Sonata Chinquitanas XVIII
Andante for Strings
Shine On, You Crazy Diamond [arr. Tognetti]
Birthday Piece for RRB [Australian Premiere]
Two Pieces for String Octet, Op.11
Alamein; Remember Baghdad; Oasis; Rose; Dahab; Huntington Tarab
To era niña de casa alta
Joseph Tawadros (oud) & James Tawadros (Egyptian percussion)
Australian Chamber Orchestra
Richard Tognetti (violin)
Reviewed by: William Yeoman
Reviewed: 14 February, 2006
Venue: Perth Concert Hall, Western Australia
Billed as a programme celebrating anniversaries, travels and cross-cultural exchanges, this concert was also an exploration of improvisation and chromaticism within different contexts.
The Australian Chamber Orchestra is 30 this year; to highlight the anniversary theme it performed both Robert Saxton’s birthday tribute to Richard Rodney Bennett and Two Pieces for String Octet by Shostakovich (2006 being his centenary). The travelling theme (the programme notes state that the ACO “is away from home 100 nights a year”) gave rise to an exploration of American, Sephardic, Spanish-Bolivian, Egyptian (with the help of young Australian-Egyptian musicians Joseph and James Tawadros) and 1970s’ pop music.
What really tied everything together, however, was an improvisatory approach (whether a free and expressive reading of the score or genuine ex-tempore invention) on every level (rhythmic, melodic, harmonic, timbral and textural) to the way in which each work played with the concept of chromaticism, either consciously or not.
The Sonata Chiquitanas, in usual baroque fashion, plays it safe with carefully prepared dissonance and appoggiaturas; Shostakovich’s use of traditional part-writing is remarkably similar, despite the different expressive ends. Ruth Crawford Seeger’s Andante for Strings inhabits the same soundworld as Schoenberg’s Verklärte Nacht and even, at times, Elgar’s Serenade for Strings, pointing towards the extremes of Saxton’s personal language. The “blue” pentatonics of “Shine On, You Crazy Diamond” and the Arabic Maqam system of modes complete the circle, with quarter- and eighth-tones legion.
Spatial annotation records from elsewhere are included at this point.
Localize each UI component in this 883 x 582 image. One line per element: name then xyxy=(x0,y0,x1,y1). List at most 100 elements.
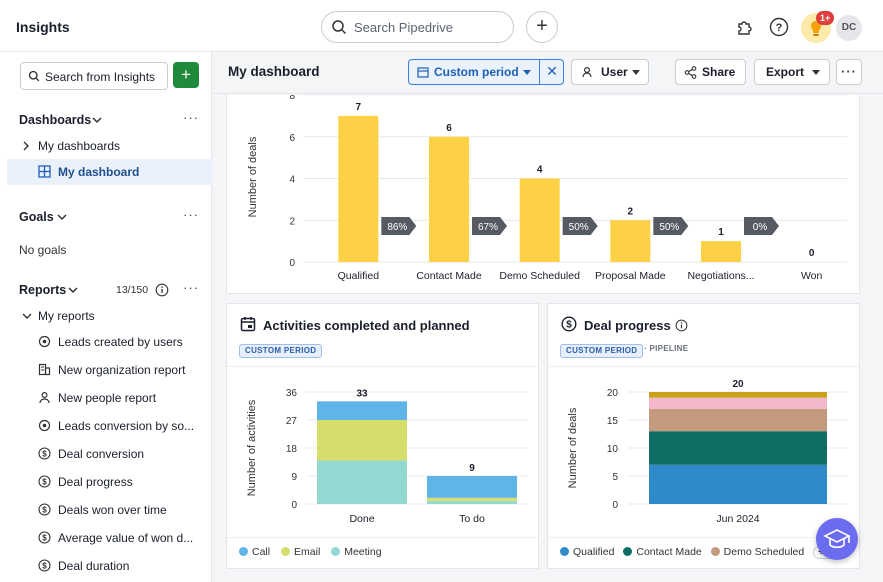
x-tick-label: Demo Scheduled xyxy=(499,270,580,282)
calendar-check-icon xyxy=(240,317,256,332)
reports-more-button[interactable]: ··· xyxy=(183,280,199,295)
info-icon[interactable] xyxy=(675,319,688,332)
extensions-icon[interactable] xyxy=(734,16,756,38)
report-item-label: New people report xyxy=(58,391,157,405)
bar-segment-series-5[interactable] xyxy=(649,392,827,398)
legend-item-meeting[interactable]: Meeting xyxy=(331,546,382,558)
divider xyxy=(548,366,859,367)
report-item-label: Leads conversion by so... xyxy=(58,419,195,433)
dashboards-more-button[interactable]: ··· xyxy=(183,110,199,125)
x-tick-label: Negotiations... xyxy=(687,270,754,282)
chevron-down-icon[interactable] xyxy=(67,285,79,295)
y-axis-label: Number of deals xyxy=(567,407,579,488)
x-tick-label: Jun 2024 xyxy=(716,513,759,525)
chart-gridlines xyxy=(303,94,847,263)
plus-icon: + xyxy=(536,15,548,37)
bar-total-label: 20 xyxy=(732,379,744,390)
sidebar-item-my-reports[interactable]: My reports xyxy=(38,309,95,323)
bar-contact-made[interactable] xyxy=(429,136,469,262)
academy-button[interactable] xyxy=(816,518,858,560)
bar-segment-meeting[interactable] xyxy=(317,460,407,504)
report-item-label: New organization report xyxy=(58,363,186,377)
bar-segment-series-4[interactable] xyxy=(649,397,827,409)
chevron-right-icon[interactable] xyxy=(21,140,31,152)
share-button[interactable]: Share xyxy=(675,59,746,85)
person-icon xyxy=(582,66,592,78)
custom-period-tag: CUSTOM PERIOD xyxy=(239,344,323,358)
bar-value-label: 6 xyxy=(446,123,452,134)
bar-segment-meeting[interactable] xyxy=(427,500,517,504)
caret-down-icon xyxy=(812,70,820,75)
bar-segment-email[interactable] xyxy=(317,420,407,461)
y-axis-label: Number of deals xyxy=(247,136,259,217)
top-bar xyxy=(0,0,883,52)
x-tick-label: To do xyxy=(459,513,485,525)
user-filter-label: User xyxy=(601,65,628,79)
add-insight-button[interactable]: + xyxy=(173,62,199,88)
custom-period-button[interactable]: Custom period xyxy=(408,59,564,85)
help-icon[interactable]: ? xyxy=(768,16,790,38)
more-options-button[interactable]: ··· xyxy=(836,59,862,85)
y-tick-label: 0 xyxy=(291,500,297,511)
x-tick-label: Done xyxy=(349,513,374,525)
quick-add-button[interactable]: + xyxy=(526,11,558,43)
legend-item-contact-made[interactable]: Contact Made xyxy=(623,546,702,558)
y-tick-label: 8 xyxy=(289,95,295,102)
clear-period-button[interactable]: ✕ xyxy=(539,59,564,85)
svg-text:$: $ xyxy=(42,534,47,543)
avatar[interactable]: DC xyxy=(836,15,862,41)
share-label: Share xyxy=(702,65,736,79)
svg-text:$: $ xyxy=(566,320,572,331)
search-icon xyxy=(332,20,347,35)
sidebar-item-my-dashboards[interactable]: My dashboards xyxy=(38,139,121,153)
dashboards-section-header[interactable]: Dashboards xyxy=(19,113,92,127)
activities-panel: Activities completed and planned CUSTOM … xyxy=(226,303,539,569)
report-item-label: Deal conversion xyxy=(58,447,145,461)
global-search-input[interactable]: Search Pipedrive xyxy=(321,11,514,43)
bar-segment-contact-made[interactable] xyxy=(649,431,827,465)
search-icon xyxy=(28,70,40,82)
report-item-label: Leads created by users xyxy=(58,335,183,349)
bar-total-label: 9 xyxy=(469,463,475,474)
reports-section-header[interactable]: Reports xyxy=(19,283,67,297)
bar-segment-call[interactable] xyxy=(427,476,517,498)
conversion-chart-panel: 8 6 4 2 0 Number of deals 7 Qualified 86% 6 Contac… xyxy=(226,91,860,294)
chevron-down-icon[interactable] xyxy=(56,212,68,222)
bar-segment-email[interactable] xyxy=(427,497,517,501)
info-icon[interactable] xyxy=(155,283,169,297)
conversion-rate-label: 50% xyxy=(659,222,679,233)
chevron-down-icon[interactable] xyxy=(91,115,103,125)
bar-demo-scheduled[interactable] xyxy=(519,178,560,263)
close-icon: ✕ xyxy=(546,63,558,79)
deal-progress-panel: $ Deal progress CUSTOM PERIOD · PIPELINE… xyxy=(547,303,860,569)
y-axis-label: Number of activities xyxy=(246,399,258,496)
x-tick-label: Won xyxy=(801,270,823,282)
deal-progress-chart: 20 15 10 5 0 Number of deals 20 Jun 2024 xyxy=(567,379,848,525)
conversion-arrow xyxy=(472,217,507,235)
legend-item-qualified[interactable]: Qualified xyxy=(560,546,614,558)
y-tick-label: 4 xyxy=(289,175,295,186)
goals-more-button[interactable]: ··· xyxy=(183,207,199,222)
bar-segment-qualified[interactable] xyxy=(649,464,827,504)
bar-segment-call[interactable] xyxy=(317,401,407,420)
y-tick-label: 36 xyxy=(286,388,298,399)
bar-qualified[interactable] xyxy=(338,115,379,262)
user-filter-button[interactable]: User xyxy=(571,59,649,85)
legend-item-call[interactable]: Call xyxy=(239,546,270,558)
divider xyxy=(227,366,538,367)
export-label: Export xyxy=(766,65,805,79)
reports-count: 13/150 xyxy=(116,284,149,296)
dollar-circle-icon: $ xyxy=(561,316,577,332)
legend-item-email[interactable]: Email xyxy=(281,546,320,558)
bar-value-label: 4 xyxy=(537,165,543,176)
export-button[interactable]: Export xyxy=(754,59,830,85)
legend-item-demo-scheduled[interactable]: Demo Scheduled xyxy=(710,546,804,558)
report-item-label: Deal duration xyxy=(58,559,130,573)
insights-search-input[interactable]: Search from Insights xyxy=(20,62,168,90)
chevron-down-icon[interactable] xyxy=(21,311,33,321)
goals-section-header[interactable]: Goals xyxy=(19,210,54,224)
bar-negotiations[interactable] xyxy=(701,241,741,262)
bar-proposal-made[interactable] xyxy=(610,220,651,262)
bar-segment-demo-scheduled[interactable] xyxy=(649,408,827,432)
bar-value-label: 7 xyxy=(356,102,362,113)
Performances throughout were what we have come to expect from the ACO: a combination of superb musicianship and intelligent risk-taking. The addition of Joseph Tawadros on oud and his brother James on percussion (both, and the ACO, were amplified during these collaborations) was inspired, with the resultant textures and free exchanges going far beyond “world fusion” – those used to pre-baroque music and its often Moorish flavour (Jordi Savall’s realisations are a good example in this respect) will perhaps get some idea of the effect.